Fruit And Vegetables
In 1997, a panel of experts concluded that consumption of fruit and vegetables was ‘probably’ associated with a lower risk of pancreatic cancer; this decision was largely based on case-control data, because few prospective studies had been published at that time (World Cancer Research Fund, 1997). Prospective studies, however, have not confirmed these studies; to date, no association has been observed in five prospective studies. It is likely, therefore, that findings from case-control studies were biased by differential recall of dietary intake or other selection factors, and that overall, consumption of fruit and vegetables is not associated with pancreatic cancer. It remains possible, nevertheless, that certain types of fruit and vegetables, or selected nutrients high in fruit and vegetables, do play a role in pancreatic cancer. For example, cruciferous vegetable consumption (e.g., broccoli, cauliflower, brussels sprouts, cabbage) may decrease the risk of pancreatic cancer (RR 0.70, 95% CI 0.43–1.13, for three or more servings per week compared with less than one serving per week (Larsson et al., 2006b); RR 0.5, 95% CI 0.4–0.8, for the highest compared with lowest quartile of cruciferous vegetable intake (Silverman et al., 1998)). Cruciferous vegetables contain a large variety of compounds with potential anticarcinogenic properties. Another example is folate, which is found in a variety of fruit and vegetables.
Folate
There is substantial evidence to suggest that folate plays a role in colon and breast carcinogenesis; it is involved in DNA repair and synthesis as well as DNA methylation and may thus play a role in a number of cancers. Three prospective cohort studies have reported similar findings for folate. A high dietary intake of folate (i.e., not including supplements) was associated with a 48% lower risk of pancreatic cancer in a Finnish cohort study of smokers (RR 0.52, 95% CI 0.31–0.87) (Stolzenberg-Solomon et al., 2001), and in the same cohort, pre-diagnostic serum folate levels were inversely associated with pancreatic cancer (RR 0.45, 95% CI 0.26–0.88, for high vs. low serum folate levels) (Stolzenberg-Solomon et al., 1999). In a Swedish prospective study, a strong association was reported for dietary folate intake (RR 0.25, 95% CI 0.11–0.59, for 350 vs. <200 mg of folate per day) (Larsson et al., 2006a). Finally, in a combined analysis of two U.S. cohorts, folate intake from diet alone was associated with a lower risk of pancreatic cancer (RR 0.66, 95% CI 0.42–1.03, for the highest vs. lowest quintile of folate intake), but the reduction in risk was not statistically significant (Skinner et al., 2004).

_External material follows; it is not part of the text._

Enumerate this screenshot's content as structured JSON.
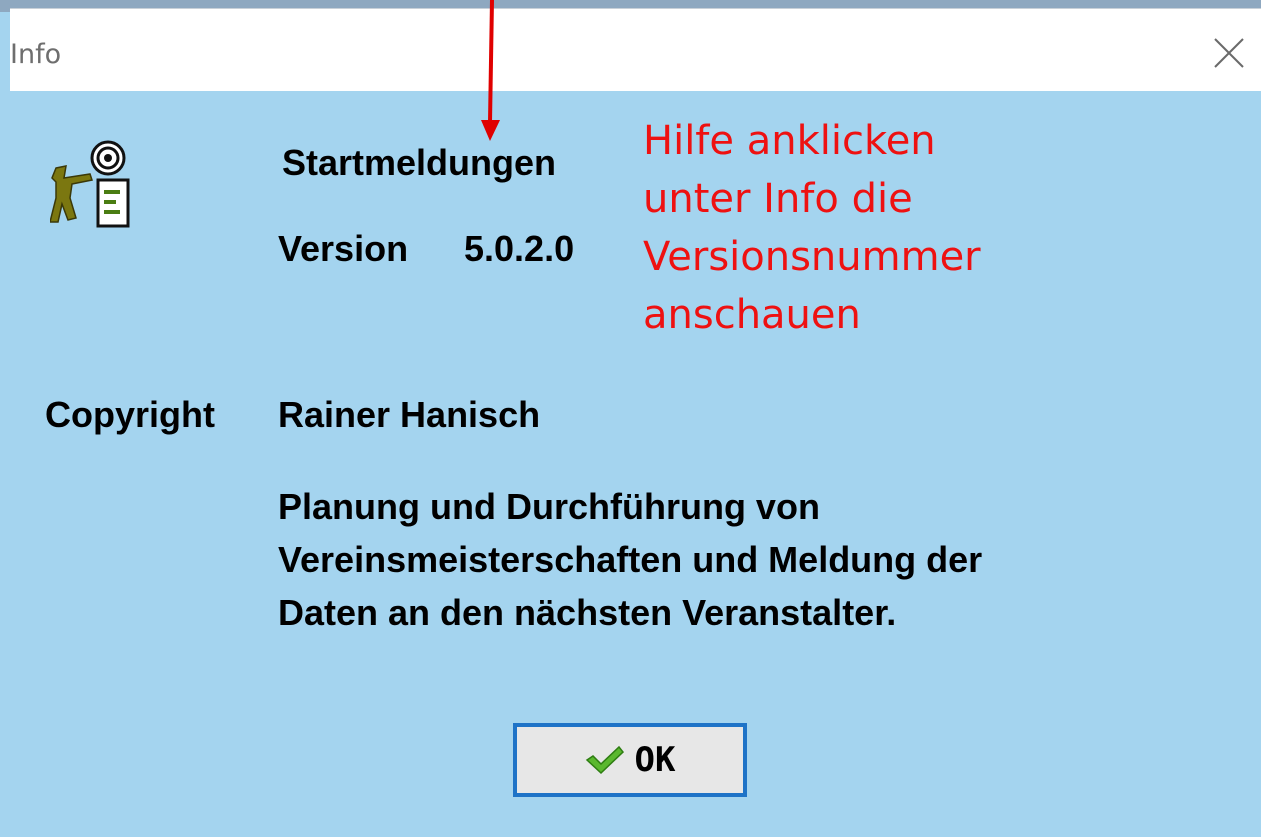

In contrast, folate from supplements (typically from multivitamins) has shown different results. Supplemental folate was associated with an elevated risk of pancreatic cancer in the study of Finnish smokers (RR 1.56, 95% CI 0.90–2.70, for reported users vs. nonusers) (Stolzenberg-Solomon et al., 2001). In the other cohorts, folic acid from supplements was not associated with risk (Skinner et al., 2004; Larsson et al., 2006a).